Hosting DuckLake on Leafcloud
Setting Up the Object Store
-
Navigate to the Leafcloud dashboard at https://create.leaf.cloud/.
-
Go to Object Store | Containers and create a new container. We’ll use the name
ducklake-storage. -
Tick the checkbox for Public Access and copy the link. This will be e.g. the following:
https://leafcloud.store/swift/v1/AUTH_f84982a3c5d04bd0846197d8e8ce3ddd/ducklake-storage
Setting Up the OpenStackClient
-
Fetch the credentials from Leafcloud.

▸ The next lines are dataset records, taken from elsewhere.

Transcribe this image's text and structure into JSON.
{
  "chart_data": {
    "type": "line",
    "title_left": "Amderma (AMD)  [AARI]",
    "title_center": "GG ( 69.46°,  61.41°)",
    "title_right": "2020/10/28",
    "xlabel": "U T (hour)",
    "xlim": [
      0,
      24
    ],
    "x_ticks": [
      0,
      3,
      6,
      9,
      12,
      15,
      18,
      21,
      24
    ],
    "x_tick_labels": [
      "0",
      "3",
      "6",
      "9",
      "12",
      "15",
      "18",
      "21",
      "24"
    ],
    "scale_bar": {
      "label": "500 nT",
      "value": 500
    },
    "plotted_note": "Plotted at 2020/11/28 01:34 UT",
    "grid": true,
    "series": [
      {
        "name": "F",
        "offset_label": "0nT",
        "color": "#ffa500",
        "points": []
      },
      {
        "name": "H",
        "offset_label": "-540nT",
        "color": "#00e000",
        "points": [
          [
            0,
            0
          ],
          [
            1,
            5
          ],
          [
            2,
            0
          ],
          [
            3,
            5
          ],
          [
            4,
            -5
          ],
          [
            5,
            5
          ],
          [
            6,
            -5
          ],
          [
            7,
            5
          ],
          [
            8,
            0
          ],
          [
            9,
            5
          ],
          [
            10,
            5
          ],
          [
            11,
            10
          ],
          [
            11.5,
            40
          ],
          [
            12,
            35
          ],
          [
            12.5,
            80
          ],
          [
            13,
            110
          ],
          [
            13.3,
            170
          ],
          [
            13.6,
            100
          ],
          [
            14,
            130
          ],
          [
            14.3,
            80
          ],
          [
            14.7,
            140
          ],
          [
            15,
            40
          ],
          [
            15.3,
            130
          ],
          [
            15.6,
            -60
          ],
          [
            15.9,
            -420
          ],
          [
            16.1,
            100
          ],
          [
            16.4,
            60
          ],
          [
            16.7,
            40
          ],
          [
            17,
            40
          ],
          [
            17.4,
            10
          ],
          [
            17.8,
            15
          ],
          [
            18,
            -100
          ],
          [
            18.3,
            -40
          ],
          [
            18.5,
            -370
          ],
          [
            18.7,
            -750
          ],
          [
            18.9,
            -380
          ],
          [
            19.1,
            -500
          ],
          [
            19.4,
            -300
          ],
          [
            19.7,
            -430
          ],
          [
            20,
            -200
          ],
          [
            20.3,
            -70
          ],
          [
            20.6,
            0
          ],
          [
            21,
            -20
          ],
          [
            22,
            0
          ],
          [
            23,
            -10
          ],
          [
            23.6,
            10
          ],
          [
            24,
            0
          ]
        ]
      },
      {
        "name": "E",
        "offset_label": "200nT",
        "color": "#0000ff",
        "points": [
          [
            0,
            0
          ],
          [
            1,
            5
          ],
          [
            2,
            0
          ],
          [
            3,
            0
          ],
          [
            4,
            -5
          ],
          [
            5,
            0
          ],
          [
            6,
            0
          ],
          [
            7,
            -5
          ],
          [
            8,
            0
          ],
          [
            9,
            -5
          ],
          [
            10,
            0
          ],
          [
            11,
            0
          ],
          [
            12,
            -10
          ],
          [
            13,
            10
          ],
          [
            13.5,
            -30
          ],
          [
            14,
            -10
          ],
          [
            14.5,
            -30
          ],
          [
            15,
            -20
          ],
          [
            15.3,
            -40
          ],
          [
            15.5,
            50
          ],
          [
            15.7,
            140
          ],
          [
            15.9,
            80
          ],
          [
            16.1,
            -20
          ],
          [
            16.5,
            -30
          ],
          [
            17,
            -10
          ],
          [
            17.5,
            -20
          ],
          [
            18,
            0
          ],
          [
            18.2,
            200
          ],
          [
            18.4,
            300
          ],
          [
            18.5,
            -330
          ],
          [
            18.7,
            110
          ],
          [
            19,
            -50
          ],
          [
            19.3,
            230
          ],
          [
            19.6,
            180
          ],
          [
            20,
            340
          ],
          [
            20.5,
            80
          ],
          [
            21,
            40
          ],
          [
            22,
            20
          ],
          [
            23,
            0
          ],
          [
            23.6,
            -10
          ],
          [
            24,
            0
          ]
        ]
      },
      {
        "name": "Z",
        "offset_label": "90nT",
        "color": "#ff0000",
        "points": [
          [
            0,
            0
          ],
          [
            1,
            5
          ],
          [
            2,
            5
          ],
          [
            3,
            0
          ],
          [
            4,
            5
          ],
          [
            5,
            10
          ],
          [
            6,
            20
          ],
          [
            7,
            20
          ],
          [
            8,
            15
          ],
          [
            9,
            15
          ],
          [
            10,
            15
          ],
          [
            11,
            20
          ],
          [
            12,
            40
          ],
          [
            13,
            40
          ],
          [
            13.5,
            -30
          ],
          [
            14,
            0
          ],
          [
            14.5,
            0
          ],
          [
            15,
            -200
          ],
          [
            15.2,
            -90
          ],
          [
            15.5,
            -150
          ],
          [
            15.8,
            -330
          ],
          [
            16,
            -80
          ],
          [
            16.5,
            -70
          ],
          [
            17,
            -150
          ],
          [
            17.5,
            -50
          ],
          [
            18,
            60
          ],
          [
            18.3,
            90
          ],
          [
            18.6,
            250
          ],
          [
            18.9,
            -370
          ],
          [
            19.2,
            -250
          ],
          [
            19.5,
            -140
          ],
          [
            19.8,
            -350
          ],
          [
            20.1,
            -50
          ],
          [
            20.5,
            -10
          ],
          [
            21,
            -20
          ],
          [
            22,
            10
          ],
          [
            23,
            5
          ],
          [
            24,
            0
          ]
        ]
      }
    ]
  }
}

Navigate to your username in the top right corner | Settings | Identity | Application Credentials, or simply visit https://create.leaf.cloud/identity/application_credentials/.
-
Select Create Application Credential and download the resulting
app-cred-<your_credential_name>-cred-openrc.shandclouds.yamlfiles. -
Source the credentials in your shell to configure the environment variables:
source app-cred-<your_credential_name>-cred-openrc.sh -
Install OpenStackClient in your favorite Python environment:
pip install python-openstackclient -
Create the credentials for the bucket:
openstack ec2 credentials create -
This will print something like this:
+------------+----------------------------------+ | Field | Value | +------------+----------------------------------+ | access | <32-character hexadecimal value> | | links | {'self': '...'} | | project_id | <32-character hexadecimal value> | | secret | <32-character hexadecimal value> | | trust_id | None | | user_id | <32-character hexadecimal value> | +------------+----------------------------------+ -
Save the printed credentials.
Setting Up Rclone
-
Install Rclone.
-
Initiate the setup with
rclone configand add a new remote. We’ll name itlc. -
Select Amazon S3 Compliant Storage Providers (
s3) | Any other S3 compatible provider (other). -
Set the
access_key_idto theaccessfield’s value from the table above. -
Set the
secret_access_keyto thesecretfield’s value. -
Edit the
~/.config/rclone/rclone.confmanually and set the endpoint tohttps://leafcloud.store. -
The entry in
rclone.confwill look like this:[lc] type = s3 provider = Other access_key_id = <32-character hexadecimal value> secret_access_key = <32-character hexadecimal value> endpoint = https://leafcloud.store
Creating a DuckLake
-
Create a directory called
ducklake-storageand navigate to this directory. -
Create a DuckLake following the “Using a Remote Data Path” DuckLake guide.
-
When specifying the
DATA_PATH, use the previously obtained pathhttps://leafcloud.store/.../ducklake-storage. -
Synchronize the DuckLake to the object storage as follows:
rclone sync ducklake-storage lc:ducklake-storage
Testing
-
Connect to the DuckLake as follows:
duckdb ducklake:https://leafcloud.store/swift/v1/AUTH_f84982a3c5d04bd0846197d8e8ce3ddd/ducklake-storage/sf1.ducklake -
List the tables with
.tables. This will list a mix of data tables and metadata tables:D .tables Comment ducklake_column_tag Comment_hasTag_Tag ducklake_data_file -
Run any SQL query you like:
select firstName from person limit 1;┌───────────┐ │ firstName │ │ varchar │ ├───────────┤ │ Jun │ └───────────┘
Future Work
Leafcloud’s website states that a managed database service is coming soon. This could be used to set up DuckLake with Postgres for multi-writer DuckDB.